Ten minutes later, a man came into the reception area, swinging shut a heavy panelled door behind him. He introduced himself as Stephen Malverd, offered his hand in an abbreviated greeting, and pulled on his earlobe. He was wearing a white lab coat which hung below his knees, directing attention to what he wore upon his feet. Sandals, rather than shoes, and heavy argyle socks. He was very busy, he said, he could spare only a few minutes, if Mr St James would come this way . . .
He strode briskly back into the heart of the building. As he walked, his hair - which sprang up round his head wild and unruly like a pad of steel wool - fluttered and bounced, and his lab coat blew open like a cape. He slowed his pace only when he noticed St James' gait, but even then he looked at the offending leg accusingly, as if it too robbed him of precious moments away from his job.
They rang for the lift at the end of a corridor given over to administrative offices. Malverd said nothing until they were on their way to the building's third floor. 'It's been chaos round here for the last few days,' he said. 'But I'm glad you've come. I thought there was more involved than I heard at first.'
'Then, you remember Michael Cambrey?'
Malverd's face was a sudden blank. 'Michael Cambrey? But she told me—' He gestured aimlessly in an indication of the reception area and frowned. 'What's this about?'
'A man named Michael Cambrey visited Project Testing, Department Twenty-Five, several times over the past few months. He was murdered last Friday.'
'I'm not sure how I can help you.' Malverd sounded perplexed. 'Twenty-Five isn't my regular patch. I've only stepped in briefly. What is it that you want?'
'Anything you - or anyone else - can tell me about why Cambrey was here.'
The lift doors opened. Malverd didn't exit at once. He appeared to
be trying to decide whether he wanted to talk to St James or merely to dismiss him and get back to his own work.
'This death has something to do with Islington? With an Islington product?'
That certainly was a possibility, St James realized, although not in the manner that Malverd obviously thought. 'I'm not sure,' St James said. 'That's why I've come.'
'Police?'
He took out another card. 'Forensic science.'
Malverd looked moderately interested at this piece of information. At least, his expression indicated, he was talking to a fellow. 'Let's see what we can do,' he said. 'It's just this way.'
He led St James down a linoleum-tiled corridor, a far cry from the reception and administration offices below. Laboratories opened to either side, peopled by technicians who sat on tall stools at work areas that time, the movement of heavy equipment, and the exposure to chemicals had bleached from black-topped to grey.
Malverd nodded at colleagues as they walked, but he said nothing. Once he removed a schedule from his pocket, studied it, glanced at his watch, and cursed.
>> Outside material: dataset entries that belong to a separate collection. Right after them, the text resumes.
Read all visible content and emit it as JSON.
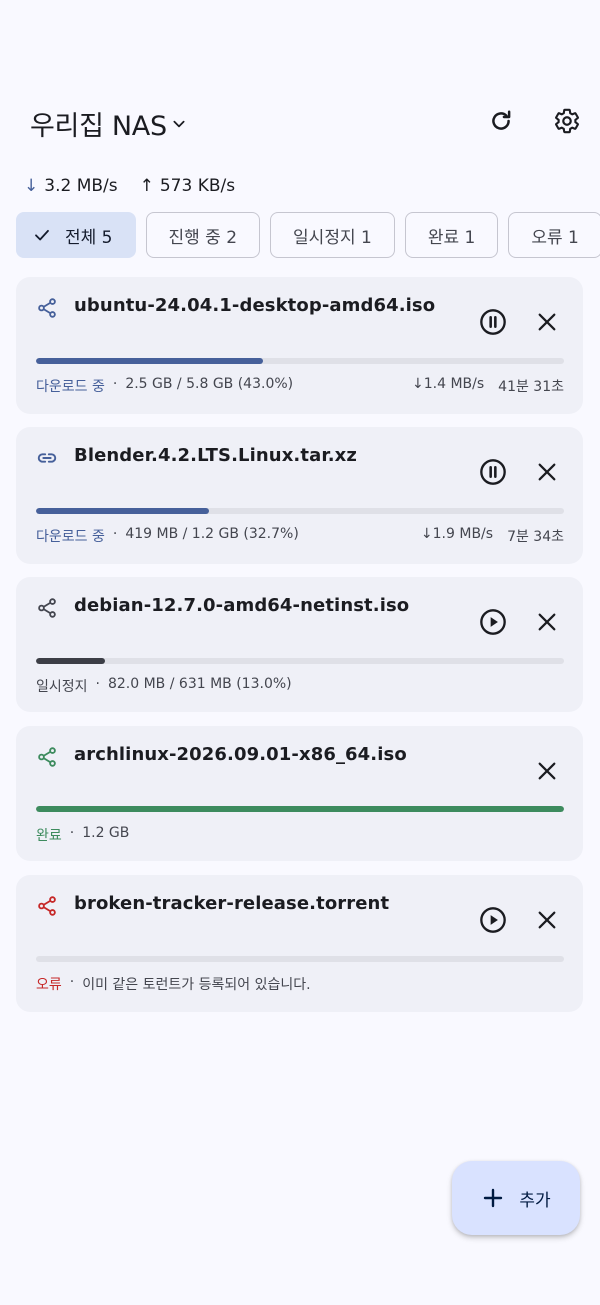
{
  "header": {
    "title": "우리집 NAS",
    "refresh_icon": "refresh-icon",
    "settings_icon": "gear-icon"
  },
  "speed": {
    "down_arrow": "↓",
    "down": "3.2 MB/s",
    "up_arrow": "↑",
    "up": "573 KB/s"
  },
  "filters": [
    {
      "label": "전체 5",
      "selected": true
    },
    {
      "label": "진행 중 2",
      "selected": false
    },
    {
      "label": "일시정지 1",
      "selected": false
    },
    {
      "label": "완료 1",
      "selected": false
    },
    {
      "label": "오류 1",
      "selected": false
    }
  ],
  "colors": {
    "accent": "#46609a",
    "paused": "#44464f",
    "success": "#3d8b5e",
    "error": "#c62828",
    "downloading_status": "#46609a"
  },
  "torrents": [
    {
      "name": "ubuntu-24.04.1-desktop-amd64.iso",
      "kind_icon": "share-icon",
      "status": "다운로드 중",
      "sep": "·",
      "size": "2.5 GB / 5.8 GB (43.0%)",
      "rate": "↓1.4 MB/s",
      "eta": "41분 31초",
      "progress": 0.43,
      "action_icon": "pause-icon"
    },
    {
      "name": "Blender.4.2.LTS.Linux.tar.xz",
      "kind_icon": "link-icon",
      "status": "다운로드 중",
      "sep": "·",
      "size": "419 MB / 1.2 GB (32.7%)",
      "rate": "↓1.9 MB/s",
      "eta": "7분 34초",
      "progress": 0.327,
      "action_icon": "pause-icon"
    },
    {
      "name": "debian-12.7.0-amd64-netinst.iso",
      "kind_icon": "share-icon",
      "status": "일시정지",
      "sep": "·",
      "size": "82.0 MB / 631 MB (13.0%)",
      "progress": 0.13,
      "action_icon": "play-icon"
    },
    {
      "name": "archlinux-2026.09.01-x86_64.iso",
      "kind_icon": "share-icon",
      "status": "완료",
      "sep": "·",
      "size": "1.2 GB",
      "progress": 1.0
    },
    {
      "name": "broken-tracker-release.torrent",
      "kind_icon": "share-icon",
      "status": "오류",
      "sep": "·",
      "size": "이미 같은 토런트가 등록되어 있습니다.",
      "progress": 0,
      "action_icon": "play-icon"
    }
  ],
  "fab": {
    "label": "추가",
    "icon": "plus-icon"
  }
}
He picked up speed, dodged past a tea cart round which a group of technicians gathered for an afternoon break, and in a second corridor he opened a door. 'This is Twenty-Five,' he said.
The room they entered was a large, rectangular laboratory, brightly illuminated by long ceiling tubes of fluorescent lights. At least six incubators sat at intervals on a worktop that ran along one wall. Interspersed among them, centrifuges squatted, some open, some closed, some humming at work. Dozens of pH meters lay among microscopes, and everywhere glass-fronted cabinets held chemicals, beakers, flasks, test tubes, pipettes. Among all these accoutrements of science, two technicians copied the orange digital numbers which flickered on one of the incubators. Another worked at a hood, from which a glass cover had been pulled down to protect cultures from contamination. Four others peered into microscopes while another prepared a set of specimens on slides.
Several of them looked up as Malverd led St James towards a closed door at the far end of the lab, but none of them spoke. When Malverd rapped once sharply upon that door and entered without waiting for a reply, the few who had given him their attention lost interest.